Carlos Ramet is the author of two books of literary criticism and interpretation, both on the novelist Ken Follett, as well as the just-published novel, The Quiet Limit of the World. His short stories have been featured in Kola, the Bilingual Review, Red Earth Review, Inlandia, and Main Street Rag, among other publications. He is a recipient of a Michigan Humanities Council grant and The Critic magazine short story award.
Bob Rehm was awarded First Prize in the Seattle Sun's literary competition for his story "Tractor Deaths in Greece," and published in The Duwamish Review prior to the Internet. He continues to develop his craft through the Stanford Continuing Studies Creative Writing Program. He lives near the Potomac in Maryland.
Stan Sanvel Rubin has had poems in US journals including Agni, Georgia Review, and Poetry Northwest, as well as in China, Canada, Belgium, and Ireland. Four full-length collections include There. Here. (Lost Horse Press) and Hidden Sequel (Barrow Street Poetry Book Prize). Retired educator, has lived on the Olympic Peninsula of Washington for over twenty years.
Claire Scott is an award-winning poet who has received multiple Pushcart Prize nominations.

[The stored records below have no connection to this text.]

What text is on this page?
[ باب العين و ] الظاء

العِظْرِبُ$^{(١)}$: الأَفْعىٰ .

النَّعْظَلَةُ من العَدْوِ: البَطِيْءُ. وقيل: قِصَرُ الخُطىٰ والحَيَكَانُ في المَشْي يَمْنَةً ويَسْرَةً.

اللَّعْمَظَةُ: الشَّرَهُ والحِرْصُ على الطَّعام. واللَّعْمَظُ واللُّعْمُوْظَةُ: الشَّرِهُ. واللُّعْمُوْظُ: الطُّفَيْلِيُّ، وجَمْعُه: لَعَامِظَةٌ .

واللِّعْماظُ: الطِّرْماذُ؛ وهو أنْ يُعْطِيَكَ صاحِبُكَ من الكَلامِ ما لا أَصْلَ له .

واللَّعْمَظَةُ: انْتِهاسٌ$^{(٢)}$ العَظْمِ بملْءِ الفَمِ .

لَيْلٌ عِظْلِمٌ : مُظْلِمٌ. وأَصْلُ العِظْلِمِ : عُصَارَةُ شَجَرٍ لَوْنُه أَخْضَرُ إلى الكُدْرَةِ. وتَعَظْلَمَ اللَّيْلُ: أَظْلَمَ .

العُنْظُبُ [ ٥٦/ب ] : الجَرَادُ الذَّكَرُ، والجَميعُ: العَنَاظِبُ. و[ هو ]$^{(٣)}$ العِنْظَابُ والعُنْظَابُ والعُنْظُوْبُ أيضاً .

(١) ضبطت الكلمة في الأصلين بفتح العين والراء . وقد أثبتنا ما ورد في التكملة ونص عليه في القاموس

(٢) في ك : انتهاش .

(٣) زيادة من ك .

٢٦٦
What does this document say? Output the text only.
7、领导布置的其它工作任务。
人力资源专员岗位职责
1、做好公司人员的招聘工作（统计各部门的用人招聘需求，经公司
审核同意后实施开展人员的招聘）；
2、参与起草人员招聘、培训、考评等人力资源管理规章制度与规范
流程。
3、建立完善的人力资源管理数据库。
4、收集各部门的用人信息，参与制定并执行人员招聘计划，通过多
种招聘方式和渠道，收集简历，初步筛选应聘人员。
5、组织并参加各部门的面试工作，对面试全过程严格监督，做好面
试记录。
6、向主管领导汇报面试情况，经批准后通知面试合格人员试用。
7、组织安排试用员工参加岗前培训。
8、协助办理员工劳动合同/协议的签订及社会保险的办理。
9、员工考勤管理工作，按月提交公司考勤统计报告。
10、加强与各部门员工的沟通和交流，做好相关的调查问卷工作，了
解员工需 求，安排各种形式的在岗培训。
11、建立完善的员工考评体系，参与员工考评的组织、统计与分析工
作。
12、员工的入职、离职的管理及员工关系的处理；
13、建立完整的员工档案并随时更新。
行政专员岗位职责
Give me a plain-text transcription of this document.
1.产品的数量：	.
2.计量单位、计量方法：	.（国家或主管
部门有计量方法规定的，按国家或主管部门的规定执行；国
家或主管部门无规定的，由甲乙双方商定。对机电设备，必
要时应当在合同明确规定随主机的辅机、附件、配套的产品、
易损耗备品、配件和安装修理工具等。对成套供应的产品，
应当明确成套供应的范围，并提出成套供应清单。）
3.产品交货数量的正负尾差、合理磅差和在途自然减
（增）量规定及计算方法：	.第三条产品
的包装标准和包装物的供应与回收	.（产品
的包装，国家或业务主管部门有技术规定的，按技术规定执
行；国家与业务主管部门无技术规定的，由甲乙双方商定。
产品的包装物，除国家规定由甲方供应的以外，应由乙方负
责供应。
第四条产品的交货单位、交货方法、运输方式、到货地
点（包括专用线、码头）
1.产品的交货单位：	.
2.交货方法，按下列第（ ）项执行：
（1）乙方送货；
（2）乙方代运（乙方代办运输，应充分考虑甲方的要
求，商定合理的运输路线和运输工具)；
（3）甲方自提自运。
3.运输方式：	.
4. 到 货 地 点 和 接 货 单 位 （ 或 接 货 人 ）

Her work has appeared in the Atlanta Review, Bellevue Literary Review, New Ohio Review, and Healing Muse among others. Claire is the author of Waiting to be Called and Until I Couldn’t. She is the co-author of Unfolding in Light: A Sisters’ Journey in Photography and Poetry.
Barry Seiler has published four books of poetry, three of them by University of Akron Press. He appears in the recent anthology New Voices: Contemporary Writers Confronting the Holocaust. He lives on the outskirts of Roxbury NY with his wife Dian and cats Homer and Milton.
Susan Shea in the past year made the full-time transition from school psychologist to poet. Her poems have been accepted by publications that include: Invisible City, Ekstasis, MacQueen's Quinterly, Green Silk Journal, The Write Launch, The Gentian, Across the Margin, October Hill, Litbreak Magazine, Beltway Poetry, Umbrella Factory Magazine, Foreshadow, New English Review and others. Her work was recently nominated for Best of the Net.
J.R. Solonche has been nominated for the National Book Award, the Eric Hoffer Book Award, and nominated three times for the Pulitzer Prize. He is the author of 40 books of poetry and coauthor of another. He lives in the Hudson Valley.
Tim Suermondt’s sixth full-length book of poems A Doughnut and The Great Beauty Of The World came out in 2023 from MadHat Press. New York Quarterly Books will publish his latest collection Spring Training In Paris in 2024. He has published in Poetry, Ploughshares, Prairie Schooner, The Georgia Review, Bellevue Literary Review, Stand Magazine, Smartish Pace, Barrow Street, Hamilton Stone Review, Poet Lore and Plume, among many others. He lives in Cambridge (MA) with his wife, the poet Pui Ying Wong.
Sharon Whitehill is a retired English professor from West Michigan now living in Port Charlotte, Florida. In addition to poems in various literary magazines, her publications include two academic biographies, two memoirs, a full collection of poems, and four poetry chapbooks. Her recent chapbook, This Sad and Tender Time (Kelsay Books), appeared in December 2023. Putting the Pieces Together is forthcoming from Fernwood Press in 2025.